The Shaburidze family (შაბურიძე) was a Georgian noble family, which claimed descent from the Sasanian dynasty of ancient Persia and to which belonged the Duchy of Aragvi from the 13th century to the 15th.

==History==
According to traditional accounts, the family descended from a high-ranking captive Muslim prince, possibly of the Shaddadid house, brought in Georgia by King George III in the 1060s. The family, in the person of Mihai Shaburisdze, is first mentioned in a document of 1380.
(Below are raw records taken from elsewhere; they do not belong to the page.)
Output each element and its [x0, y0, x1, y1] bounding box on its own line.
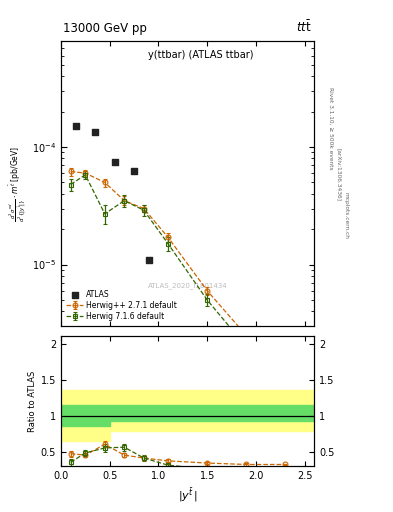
Text: y(ttbar) (ATLAS ttbar): y(ttbar) (ATLAS ttbar): [148, 50, 253, 59]
ATLAS: [131, 167, 137, 176]
ATLAS: [111, 158, 118, 166]
ATLAS: [92, 127, 98, 136]
Text: Rivet 3.1.10, ≥ 500k events: Rivet 3.1.10, ≥ 500k events: [328, 87, 333, 169]
Legend: ATLAS, Herwig++ 2.7.1 default, Herwig 7.1.6 default: ATLAS, Herwig++ 2.7.1 default, Herwig 7.…: [65, 288, 178, 322]
ATLAS: [72, 122, 79, 131]
ATLAS: [145, 255, 152, 264]
Text: [arXiv:1306.3436]: [arXiv:1306.3436]: [336, 147, 341, 201]
Y-axis label: Ratio to ATLAS: Ratio to ATLAS: [28, 371, 37, 432]
Text: ATLAS_2020_I1801434: ATLAS_2020_I1801434: [148, 282, 228, 289]
Y-axis label: $\frac{d^2\sigma^{nd}}{d^2\{|y^{\bar{t}}|\}} \cdot m^{\bar{t}}$ [pb/GeV]: $\frac{d^2\sigma^{nd}}{d^2\{|y^{\bar{t}}…: [7, 145, 28, 222]
Text: mcplots.cern.ch: mcplots.cern.ch: [344, 191, 349, 239]
Text: tt$\bar{\mathrm{t}}$: tt$\bar{\mathrm{t}}$: [296, 20, 312, 35]
X-axis label: $|y^{\bar{t}\,}|$: $|y^{\bar{t}\,}|$: [178, 486, 198, 504]
Text: 13000 GeV pp: 13000 GeV pp: [63, 22, 147, 35]
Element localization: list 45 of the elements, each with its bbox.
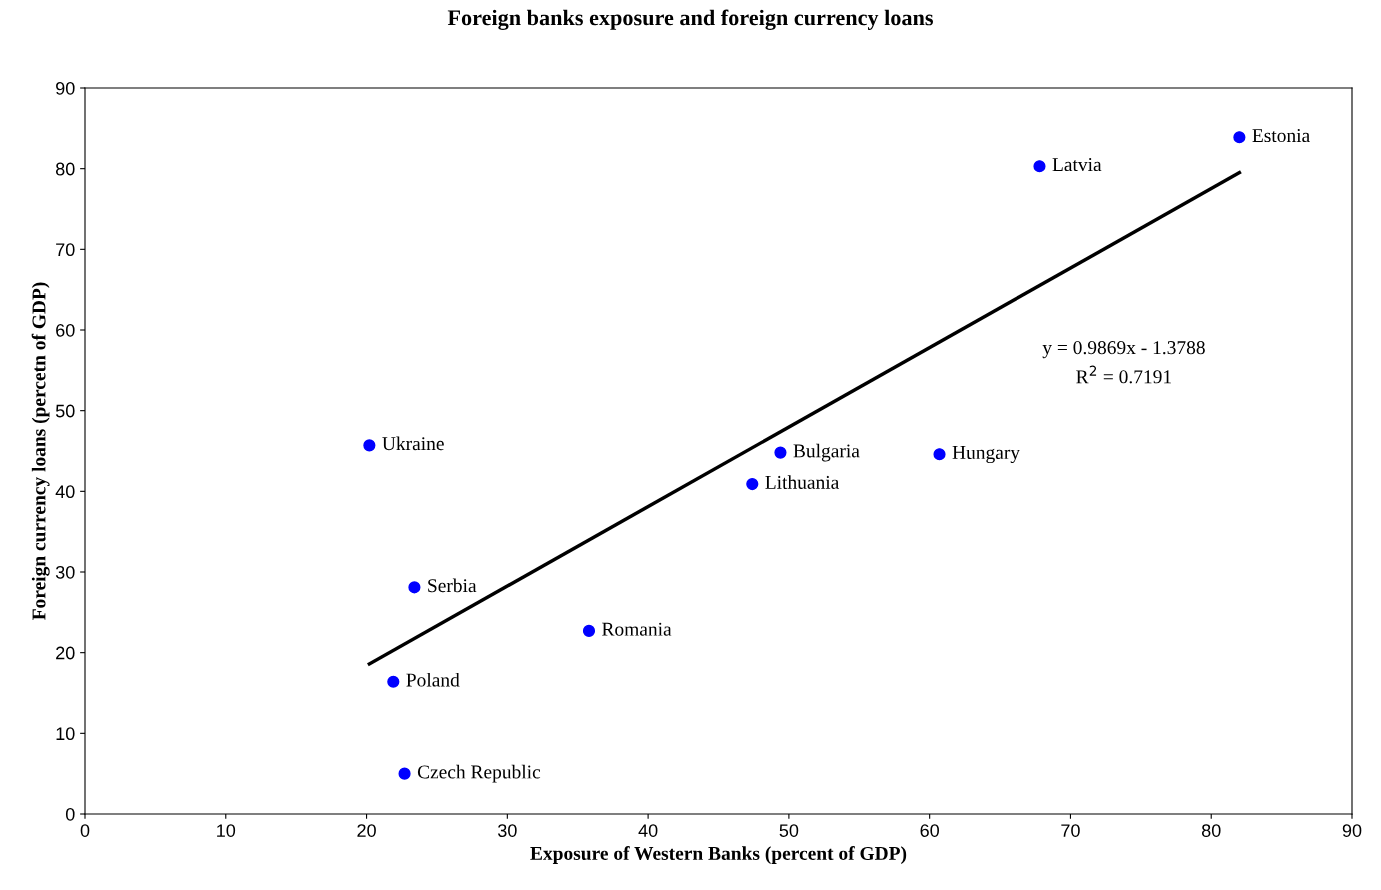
x-tick-label: 30 <box>497 824 517 837</box>
annotation: Serbia <box>428 578 477 593</box>
y-tick-label: 70 <box>56 243 75 257</box>
point <box>933 448 946 461</box>
point <box>1233 131 1246 144</box>
y-axis-title: Foreign currency loans (percetn of GDP) <box>31 282 50 620</box>
annotation: Czech Republic <box>417 764 541 783</box>
annotation: Bulgaria <box>793 443 860 462</box>
y-tick-label: 10 <box>56 727 75 741</box>
x-tick-label: 40 <box>638 824 658 837</box>
point <box>398 767 411 780</box>
annotation: Latvia <box>1052 158 1102 172</box>
point <box>387 675 400 688</box>
annotation: Lithuania <box>765 475 840 489</box>
chart-title: Foreign banks exposure and foreign currency loans <box>447 9 934 30</box>
point <box>774 446 787 459</box>
annotation: Estonia <box>1252 129 1310 143</box>
annotation: y = 0.9869x - 1.3788 <box>1042 341 1205 359</box>
y-tick-label: 80 <box>55 162 75 176</box>
x-tick-label: 50 <box>779 824 799 837</box>
y-tick-label: 30 <box>55 565 75 579</box>
y-tick-label: 50 <box>55 404 75 418</box>
y-tick-label: 20 <box>56 646 75 660</box>
point <box>408 581 421 594</box>
point <box>1033 160 1046 173</box>
y-tick-label: 90 <box>56 81 75 95</box>
annotation: Ukraine <box>382 436 444 451</box>
point <box>363 439 376 452</box>
x-tick-label: 20 <box>357 824 376 837</box>
annotation: Hungary <box>952 446 1020 464</box>
x-tick-label: 60 <box>920 824 939 837</box>
x-tick-label: 0 <box>80 824 90 837</box>
x-tick-label: 70 <box>1061 824 1080 837</box>
point <box>746 477 759 491</box>
x-tick-label: 80 <box>1201 824 1221 837</box>
y-tick-label: 60 <box>56 323 75 337</box>
point <box>582 624 596 637</box>
annotation: Romania <box>602 622 672 636</box>
x-axis-title: Exposure of Western Banks (percent of GDP) <box>530 846 907 864</box>
x-tick-label: 90 <box>1342 824 1362 837</box>
annotation: Poland <box>406 672 460 687</box>
y-tick-label: 0 <box>65 807 75 821</box>
y-tick-label: 40 <box>55 485 75 499</box>
annotation: R$^{2}$ = 0.7191 <box>1076 365 1171 384</box>
x-tick-label: 10 <box>217 824 236 837</box>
The Shaburidze were enfeoffed by the Georgian crown with a duchy in the upper Aragvi valley in northeast Georgia, and grew influential enough to produce dynastic marriages with the Royal House of Georgia. Thus, an unnamed noblewoman of the Shaburidze clan became the queen consort of Vakhtang III, while a daughter of George VIII, previously betrothed to Constantine XI Palaiologos, the last Byzantine emperor, who perished in the fall of Constantinople, subsequently married Giorgi Shaburidze, son of Vameq, Duke of Aragvi, as is revealed by the latter's charter of 1465. By the late 15th century, however, the family had twice lost their duchy, the last time permanently and to the House of Tumanidze, for in his charter of June 28, 1474, granted to the church of the Nativity of Our Lady at Bodorna, Vameq Shaburidze refers to himself as "duke in name only." Their descendants appear as the Baron (Aznauri) Shaburishvili (შაბურიშვილი), and Shaburov (Шабуров), a branch established in the Russian Empire in the 18th century.